The feeling of rarity is another crucial element in determining the value of something. The luxury industry bases its premium prices on the idea that the goods being traded are extremely costly and precious; therefore, are exclusive in number accessibility. What is the outcome if new technologies have the power to eliminate rarity as we know it?
Tina Gorjanc’s Pure Human project had been a popular highlight at Central Saint Martins’ Degree Show Two. She created a ground-breaking leather accessories collection using in-lab grown skin as opposed to skin from the slaughter. The cause for recognition? The skin was human. Whilst the project is conceptual, it is theoretically grounded on the availability of someone’s hair (dead or alive), alongside the technologies able to extract and reproduce the DNA, manipulating the genetic material. Imagine owning a biker jacket formed from your grandma’s hair or Beyoncé’s skin! All at once, exciting and endless potential applications are sparked; we might resurrect our loved ones or literally wear our favourite celebrities’ skin.

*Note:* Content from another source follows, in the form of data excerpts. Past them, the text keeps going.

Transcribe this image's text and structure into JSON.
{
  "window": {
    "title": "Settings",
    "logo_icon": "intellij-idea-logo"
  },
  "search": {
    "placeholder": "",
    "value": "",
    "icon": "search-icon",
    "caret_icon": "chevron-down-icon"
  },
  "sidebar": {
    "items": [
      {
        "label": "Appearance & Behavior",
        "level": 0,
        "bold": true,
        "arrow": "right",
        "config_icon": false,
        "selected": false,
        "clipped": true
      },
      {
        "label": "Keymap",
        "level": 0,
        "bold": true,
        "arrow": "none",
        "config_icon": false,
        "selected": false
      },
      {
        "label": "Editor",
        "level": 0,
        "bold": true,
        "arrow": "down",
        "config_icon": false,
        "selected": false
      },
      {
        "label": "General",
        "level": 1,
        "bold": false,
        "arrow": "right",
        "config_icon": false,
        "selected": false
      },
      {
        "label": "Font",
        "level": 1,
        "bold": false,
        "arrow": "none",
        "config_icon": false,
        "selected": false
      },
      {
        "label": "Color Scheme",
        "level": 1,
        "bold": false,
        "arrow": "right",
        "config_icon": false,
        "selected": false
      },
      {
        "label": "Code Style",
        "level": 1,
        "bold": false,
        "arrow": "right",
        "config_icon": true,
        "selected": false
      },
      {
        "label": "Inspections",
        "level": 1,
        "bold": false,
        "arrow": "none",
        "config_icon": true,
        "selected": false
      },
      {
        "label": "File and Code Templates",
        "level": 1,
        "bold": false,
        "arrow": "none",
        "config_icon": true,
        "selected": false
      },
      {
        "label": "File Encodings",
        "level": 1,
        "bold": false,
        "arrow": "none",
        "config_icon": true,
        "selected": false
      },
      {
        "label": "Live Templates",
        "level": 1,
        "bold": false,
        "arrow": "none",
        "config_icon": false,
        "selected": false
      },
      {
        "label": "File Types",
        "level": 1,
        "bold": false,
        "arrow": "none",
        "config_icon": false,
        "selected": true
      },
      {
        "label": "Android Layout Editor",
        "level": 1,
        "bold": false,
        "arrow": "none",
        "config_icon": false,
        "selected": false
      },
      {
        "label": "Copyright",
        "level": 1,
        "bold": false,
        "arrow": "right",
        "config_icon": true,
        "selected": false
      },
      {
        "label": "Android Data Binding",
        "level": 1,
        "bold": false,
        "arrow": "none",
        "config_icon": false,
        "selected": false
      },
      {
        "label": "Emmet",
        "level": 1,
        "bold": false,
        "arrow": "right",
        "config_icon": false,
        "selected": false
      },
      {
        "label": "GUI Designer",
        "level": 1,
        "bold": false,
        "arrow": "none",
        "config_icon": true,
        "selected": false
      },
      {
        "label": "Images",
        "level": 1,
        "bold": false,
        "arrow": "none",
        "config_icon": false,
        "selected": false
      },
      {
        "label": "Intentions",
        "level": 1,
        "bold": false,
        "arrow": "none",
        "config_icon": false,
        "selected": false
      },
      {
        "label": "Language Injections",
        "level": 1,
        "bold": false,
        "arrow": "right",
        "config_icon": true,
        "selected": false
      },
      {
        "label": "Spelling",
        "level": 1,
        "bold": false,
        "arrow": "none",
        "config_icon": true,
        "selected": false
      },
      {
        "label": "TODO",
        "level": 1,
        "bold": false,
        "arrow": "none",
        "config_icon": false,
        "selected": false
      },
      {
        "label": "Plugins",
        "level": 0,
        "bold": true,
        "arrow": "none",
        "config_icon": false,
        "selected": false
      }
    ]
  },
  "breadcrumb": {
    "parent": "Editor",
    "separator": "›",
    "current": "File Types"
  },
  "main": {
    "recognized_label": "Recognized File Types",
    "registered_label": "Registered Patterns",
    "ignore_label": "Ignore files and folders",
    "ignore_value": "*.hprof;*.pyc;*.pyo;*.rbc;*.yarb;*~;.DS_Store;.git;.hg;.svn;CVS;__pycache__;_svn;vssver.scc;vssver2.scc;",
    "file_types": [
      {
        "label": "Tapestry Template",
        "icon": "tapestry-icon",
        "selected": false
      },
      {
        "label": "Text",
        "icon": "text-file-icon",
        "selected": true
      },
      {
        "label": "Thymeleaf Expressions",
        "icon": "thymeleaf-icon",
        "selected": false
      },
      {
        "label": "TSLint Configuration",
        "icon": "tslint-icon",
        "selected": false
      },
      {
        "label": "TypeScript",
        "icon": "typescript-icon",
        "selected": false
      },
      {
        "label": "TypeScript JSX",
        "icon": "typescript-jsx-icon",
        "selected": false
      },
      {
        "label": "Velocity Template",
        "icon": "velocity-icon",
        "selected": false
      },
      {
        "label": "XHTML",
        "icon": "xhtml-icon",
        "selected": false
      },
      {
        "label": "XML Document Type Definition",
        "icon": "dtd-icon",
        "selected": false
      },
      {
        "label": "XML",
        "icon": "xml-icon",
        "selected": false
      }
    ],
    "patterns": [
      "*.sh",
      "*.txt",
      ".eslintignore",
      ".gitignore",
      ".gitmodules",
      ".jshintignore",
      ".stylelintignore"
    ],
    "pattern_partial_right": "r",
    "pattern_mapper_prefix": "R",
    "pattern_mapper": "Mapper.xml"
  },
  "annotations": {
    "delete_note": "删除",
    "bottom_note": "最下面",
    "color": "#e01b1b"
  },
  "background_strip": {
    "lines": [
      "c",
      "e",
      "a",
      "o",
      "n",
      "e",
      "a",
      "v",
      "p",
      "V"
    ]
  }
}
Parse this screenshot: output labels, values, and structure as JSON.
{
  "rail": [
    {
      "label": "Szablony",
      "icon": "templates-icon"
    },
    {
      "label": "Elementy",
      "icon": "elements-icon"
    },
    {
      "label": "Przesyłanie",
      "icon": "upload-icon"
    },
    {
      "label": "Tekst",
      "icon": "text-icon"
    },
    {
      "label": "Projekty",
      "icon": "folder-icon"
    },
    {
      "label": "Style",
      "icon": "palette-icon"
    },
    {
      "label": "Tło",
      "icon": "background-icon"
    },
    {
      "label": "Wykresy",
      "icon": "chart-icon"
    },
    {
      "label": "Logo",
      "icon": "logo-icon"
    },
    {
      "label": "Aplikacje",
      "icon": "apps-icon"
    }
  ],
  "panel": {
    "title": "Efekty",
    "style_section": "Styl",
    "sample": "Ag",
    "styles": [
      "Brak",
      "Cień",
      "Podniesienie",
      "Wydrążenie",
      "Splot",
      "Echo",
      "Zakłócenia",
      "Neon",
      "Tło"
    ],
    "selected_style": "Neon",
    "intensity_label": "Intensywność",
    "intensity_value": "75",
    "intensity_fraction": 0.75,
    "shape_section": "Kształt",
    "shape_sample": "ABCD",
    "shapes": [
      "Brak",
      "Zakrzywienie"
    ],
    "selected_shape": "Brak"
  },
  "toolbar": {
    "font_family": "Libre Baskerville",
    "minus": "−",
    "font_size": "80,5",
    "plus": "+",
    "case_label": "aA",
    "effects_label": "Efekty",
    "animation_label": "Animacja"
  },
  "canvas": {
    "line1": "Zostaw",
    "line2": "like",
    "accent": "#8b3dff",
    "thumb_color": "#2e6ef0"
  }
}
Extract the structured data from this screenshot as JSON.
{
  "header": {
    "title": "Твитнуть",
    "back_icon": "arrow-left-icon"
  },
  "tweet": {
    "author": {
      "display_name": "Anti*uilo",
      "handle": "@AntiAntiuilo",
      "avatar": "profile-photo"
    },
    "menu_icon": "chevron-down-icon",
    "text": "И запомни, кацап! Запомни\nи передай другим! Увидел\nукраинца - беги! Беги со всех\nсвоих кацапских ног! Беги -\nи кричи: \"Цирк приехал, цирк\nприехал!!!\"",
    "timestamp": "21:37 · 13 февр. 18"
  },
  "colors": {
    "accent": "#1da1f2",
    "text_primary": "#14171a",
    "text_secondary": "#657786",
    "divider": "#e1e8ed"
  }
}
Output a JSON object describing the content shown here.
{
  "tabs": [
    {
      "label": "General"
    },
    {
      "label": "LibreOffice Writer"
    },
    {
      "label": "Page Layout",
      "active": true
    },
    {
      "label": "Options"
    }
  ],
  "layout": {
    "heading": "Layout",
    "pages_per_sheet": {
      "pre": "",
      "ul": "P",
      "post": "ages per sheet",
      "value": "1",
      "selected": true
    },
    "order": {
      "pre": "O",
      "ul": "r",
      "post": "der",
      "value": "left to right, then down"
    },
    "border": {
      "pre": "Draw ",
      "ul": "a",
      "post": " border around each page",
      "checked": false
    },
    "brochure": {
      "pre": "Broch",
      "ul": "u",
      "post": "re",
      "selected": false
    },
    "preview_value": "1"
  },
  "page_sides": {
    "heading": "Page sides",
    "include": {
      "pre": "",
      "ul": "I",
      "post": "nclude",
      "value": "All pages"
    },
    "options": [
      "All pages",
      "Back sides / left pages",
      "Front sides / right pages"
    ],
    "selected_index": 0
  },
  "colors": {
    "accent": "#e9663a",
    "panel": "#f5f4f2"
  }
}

But what about the implications? As of now, there is not any legislation in place that seems to prevent anyone from practicing genetic manipulation. This initiates new complications in terms of business ethics, tapping into issues that are not yet fully covered by conventional commercial regulations. Gorjanc’s project aims to generate debate around the potential consequences of current legislation which do not limit the commercial usage of human genetic materials. One of her research areas exemplifies this; leukaemia patient John Moore filed a lawsuit in 1990 after his doctor had removed and patented tissue samples from his body. The court’s verdict however, was not in Moore’s favour. They had ruled the tissue samples as property of the institution that had extracted it and therefore, had not considered the ‘theft’ a criminal offence.
On what basis should the ethical debate arise? It might sound easier to take a stance on the gun control debate, but what about when it comes to genetic technologies that have the potential to save and destroy mankind?